The unified transform method (UTM) provides a novel approach to the analysis of initial boundary value problems for linear as well as for a particular class of nonlinear partial differential equations called integrable. If the latter equations are formulated in two dimensions (either one space and one time, or two space dimensions), the UTM expresses the solution in terms of a matrix Riemann–Hilbert (RH) problem with explicit dependence on the independent variables. For nonlinear integrable evolution equations, such as the celebrated nonlinear Schrödinger (NLS) equation, the associated jump matrices are computed in terms of the initial conditions and all boundary values. The unknown boundary values are characterized in terms of the initial datum and the given boundary conditions via the analysis of the so-called global relation. In general, this analysis involves the solution of certain nonlinear equations. In certain cases, called linearizable, it is possible to bypass this nonlinear step. In these cases, the UTM solves the given initial boundary value problem with the same level of efficiency as the well-known inverse scattering transform solves the initial value problem on the infinite line. We show here that the initial boundary value problem on a finite interval with x-periodic boundary conditions (which can alternatively be viewed as the initial value problem on a circle) belongs to the linearizable class. Indeed, by employing certain transformations of the associated RH problem and by using the global relation, the relevant jump matrices can be expressed explicitly in terms of the so-called scattering data, which are computed in terms of the initial datum. Details are given for NLS, but similar considerations are valid for other well-known integrable evolution equations, including the Korteweg–de Vries (KdV) and modified KdV equations.

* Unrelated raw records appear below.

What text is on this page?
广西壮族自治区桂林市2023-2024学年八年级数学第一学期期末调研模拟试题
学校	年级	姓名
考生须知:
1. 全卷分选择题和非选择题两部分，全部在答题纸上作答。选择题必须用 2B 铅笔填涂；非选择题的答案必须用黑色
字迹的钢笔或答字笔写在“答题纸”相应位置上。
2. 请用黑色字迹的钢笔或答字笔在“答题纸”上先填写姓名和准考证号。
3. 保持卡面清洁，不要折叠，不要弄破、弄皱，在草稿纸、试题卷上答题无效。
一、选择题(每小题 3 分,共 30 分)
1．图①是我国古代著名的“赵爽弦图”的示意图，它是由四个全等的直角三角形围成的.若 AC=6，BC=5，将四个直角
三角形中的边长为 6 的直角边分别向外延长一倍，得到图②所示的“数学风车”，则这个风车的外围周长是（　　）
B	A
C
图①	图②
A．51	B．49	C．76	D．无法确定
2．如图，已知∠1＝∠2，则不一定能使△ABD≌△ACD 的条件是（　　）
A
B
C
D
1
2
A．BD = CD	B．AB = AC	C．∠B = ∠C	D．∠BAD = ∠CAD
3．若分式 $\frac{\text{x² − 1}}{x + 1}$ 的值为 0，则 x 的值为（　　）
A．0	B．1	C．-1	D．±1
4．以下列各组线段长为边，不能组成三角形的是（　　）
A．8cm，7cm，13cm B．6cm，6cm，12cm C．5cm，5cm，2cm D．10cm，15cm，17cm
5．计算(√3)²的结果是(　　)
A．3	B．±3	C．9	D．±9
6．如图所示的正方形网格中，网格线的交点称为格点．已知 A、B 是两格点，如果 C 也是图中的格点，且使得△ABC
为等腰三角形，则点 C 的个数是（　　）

统一变换方法（UTM）提供了一种新颖的方法来分析线性以及特定类别的非线性偏微分方程的初边值问题，这些问题称为可积。如果后一个方程是在两个维度（一个空间和一个时间，或两个空间维度）中制定的，则UTM用矩阵Riemann-Hilbert（RH）问题表示解决方案，并且显式依赖于独立变量。对于非线性可积演化方程，例如著名的非线性薛定ding（NLS）方程，将根据初始条件和所有边界值来计算关联的跳跃矩阵。通过分析所谓的整体关系，根据初始基准和给定的边界条件来表征未知的边界值。大体，该分析涉及某些非线性方程的解。在某些情况下，称为线性化，可以绕过该非线性步骤。在这些情况下，UTM可以以与已知的逆散射变换解决无限线上的初始值问题相同的效率来解决给定的初始边界值问题。我们在这里显示出有限区间上的初始边界值问题x周期边界条件（可以替换为圆上的初始值问题）属于线性化类。实际上，通过采用相关联的RH问题的某些变换并通过使用全局关系，可以根据所谓的散射数据明确表示相关的跳跃矩阵，这些散射数据是根据初始基准计算的。NLS的细节已给出，但类似的考虑对其他著名的可积分演化方程式也有效，包括Korteweg-de Vries（KdV）和修正的KdV方程式。